Bats wearing tiny mics reveal how the fliers avoid rush hour collisions

As thousands fly from caves at dusk, the cacophony can briefly stymie echolocation

A greater mouse-tailed bat flying alone can easily echolocate obstacles, but scientists studied how bats navigate in the equivalent of a loud cocktail party with the echolocation pings of many airborne together.

Jens Rydell

By Susan Milius

23 hours ago

The first bat-wearable microphone is helping biologists study the bats’ good safety record at avoiding collisions in rush hour air.

On summer evenings, in around a minute, some 2,000 greater mouse-tailed bats can crowd out of a cave opening only about three meters square in Israel’s Hula Valley, says neuroecologist Yossi Yovel of Tel Aviv University. From a distance, their emergence looks like “a plume of smoke,” he says.

He and colleagues have now studied the echolocation chirps that let Rhinopoma microphyllum bats detect obstacles, including each other. In the crowded flight, signals from one bat often partially mask a neighbor’s, the researchers report in in the April 8 Proceedings of the National Academy of Sciences. It’s a flying mammal version of the communications perplexities of cocktail party mammals. Yet, the team found that these bats have surprisingly few collisions.

Studying bats by the thousands isn’t easy. At first, “we could only record the bat from the ground,” Yovel says. That limited the information so much that he and colleagues designed microphones small enough to fasten (temporarily) to bats that weigh around 40 grams, lighter than a newborn kitten. The goal was crafting a device adding only four grams to the flying animal’s weight, a little less than a nickel.
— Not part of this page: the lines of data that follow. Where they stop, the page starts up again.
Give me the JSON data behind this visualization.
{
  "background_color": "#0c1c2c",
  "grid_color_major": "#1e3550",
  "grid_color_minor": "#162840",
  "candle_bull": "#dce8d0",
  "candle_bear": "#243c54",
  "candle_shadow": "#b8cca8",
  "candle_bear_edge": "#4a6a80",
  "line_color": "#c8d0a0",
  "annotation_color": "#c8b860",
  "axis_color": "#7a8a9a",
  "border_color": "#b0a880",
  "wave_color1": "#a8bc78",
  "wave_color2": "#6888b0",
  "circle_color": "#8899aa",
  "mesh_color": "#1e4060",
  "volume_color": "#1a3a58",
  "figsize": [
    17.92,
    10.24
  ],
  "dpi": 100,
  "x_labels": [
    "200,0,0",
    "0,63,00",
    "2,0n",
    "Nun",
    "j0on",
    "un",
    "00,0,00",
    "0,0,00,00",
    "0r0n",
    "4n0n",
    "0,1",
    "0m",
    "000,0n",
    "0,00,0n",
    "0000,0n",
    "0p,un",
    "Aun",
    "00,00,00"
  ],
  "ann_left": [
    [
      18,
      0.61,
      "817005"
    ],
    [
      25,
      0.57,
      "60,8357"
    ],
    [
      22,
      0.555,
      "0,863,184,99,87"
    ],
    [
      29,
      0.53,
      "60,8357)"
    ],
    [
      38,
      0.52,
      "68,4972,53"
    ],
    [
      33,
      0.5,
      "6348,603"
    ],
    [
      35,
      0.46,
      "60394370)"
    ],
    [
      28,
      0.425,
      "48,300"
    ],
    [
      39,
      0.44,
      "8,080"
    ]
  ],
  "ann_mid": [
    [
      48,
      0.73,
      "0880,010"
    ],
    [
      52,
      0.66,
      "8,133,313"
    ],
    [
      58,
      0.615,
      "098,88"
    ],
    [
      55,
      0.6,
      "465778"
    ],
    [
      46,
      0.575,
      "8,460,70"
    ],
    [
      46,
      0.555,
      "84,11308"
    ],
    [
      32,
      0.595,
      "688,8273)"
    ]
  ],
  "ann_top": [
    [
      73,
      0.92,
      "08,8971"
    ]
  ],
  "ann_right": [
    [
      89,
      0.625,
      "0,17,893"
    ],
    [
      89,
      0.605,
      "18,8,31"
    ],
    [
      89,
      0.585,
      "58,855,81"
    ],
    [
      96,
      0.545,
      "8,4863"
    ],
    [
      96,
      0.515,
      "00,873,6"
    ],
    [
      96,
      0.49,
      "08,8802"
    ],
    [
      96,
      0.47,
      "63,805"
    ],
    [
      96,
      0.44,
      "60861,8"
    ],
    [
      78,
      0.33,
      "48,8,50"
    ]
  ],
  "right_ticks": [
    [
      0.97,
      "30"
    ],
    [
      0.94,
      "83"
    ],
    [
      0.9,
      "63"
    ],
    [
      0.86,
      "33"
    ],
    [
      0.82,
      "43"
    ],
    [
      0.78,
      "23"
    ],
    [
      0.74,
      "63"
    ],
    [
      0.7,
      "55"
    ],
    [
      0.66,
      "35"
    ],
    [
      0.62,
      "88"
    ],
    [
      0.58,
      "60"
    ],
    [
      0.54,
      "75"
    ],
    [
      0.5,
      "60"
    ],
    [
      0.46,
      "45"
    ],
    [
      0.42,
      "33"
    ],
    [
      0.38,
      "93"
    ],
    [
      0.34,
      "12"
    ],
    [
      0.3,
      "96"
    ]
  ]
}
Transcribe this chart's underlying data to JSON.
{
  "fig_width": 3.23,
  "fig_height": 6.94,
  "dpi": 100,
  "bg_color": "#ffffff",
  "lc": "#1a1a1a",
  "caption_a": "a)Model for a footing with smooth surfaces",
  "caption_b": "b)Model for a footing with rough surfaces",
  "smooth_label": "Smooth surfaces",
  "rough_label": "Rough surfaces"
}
In this closeup of a bat being gently held in a yellow cloth, you can see a little silver cylinder attached to two wires on its head. — A tiny silver microphone lets greater mouse-tailed bats make the first in-air recordings of bat echolocation pinging that reduces in-air collisions when thousands fly together.Noam Cvikel

Researchers used in-air recordings from four little microphones plus flight paths from 96 tracked bats to create computer models of bat exodus and echolocation. This bat version of sonar, chirping and then listening for echoes, can locate obstacles, prey and each other.

At the cave’s tight exit hole, as much as 90 percent of the echolocation chirping can be masked. But pings from the important, closet neighbors in the congestion tend to be less so, especially ones from a bat directly in front because it’s projecting echolocation calls forward. Plus, the chirping “has a lot of redundancy,” Yovel says. Eventually enough pieces of a message get through.

The evening rush hour commute for greater mouse-tailed bats has surprisingly few midair collisions (marked in video). Starting from inside a cave where thousands of Rhinopoma microphyllum bats huddle during the day, the colony streams out a narrow exit to hunt in Israel’s Hula Valley.

Also, he adds, “the moment they emerge through the hole, they start moving to the side,” lessening collision risk. As they fly more than a kilometer in their smoke-plume formation, bat-to-bat distance leaves room to hear themselves echolocate.

The paper itself could be an echo (with a twist) on a cocktail party challenge for fringe-lipped bats hunting túngara frogs in Central and South America. Targeting by sound alone would be a challenge in frog-pool cacophony. A bat’s echolocation, however, can ping one calling frog’s ballooning throat pouch.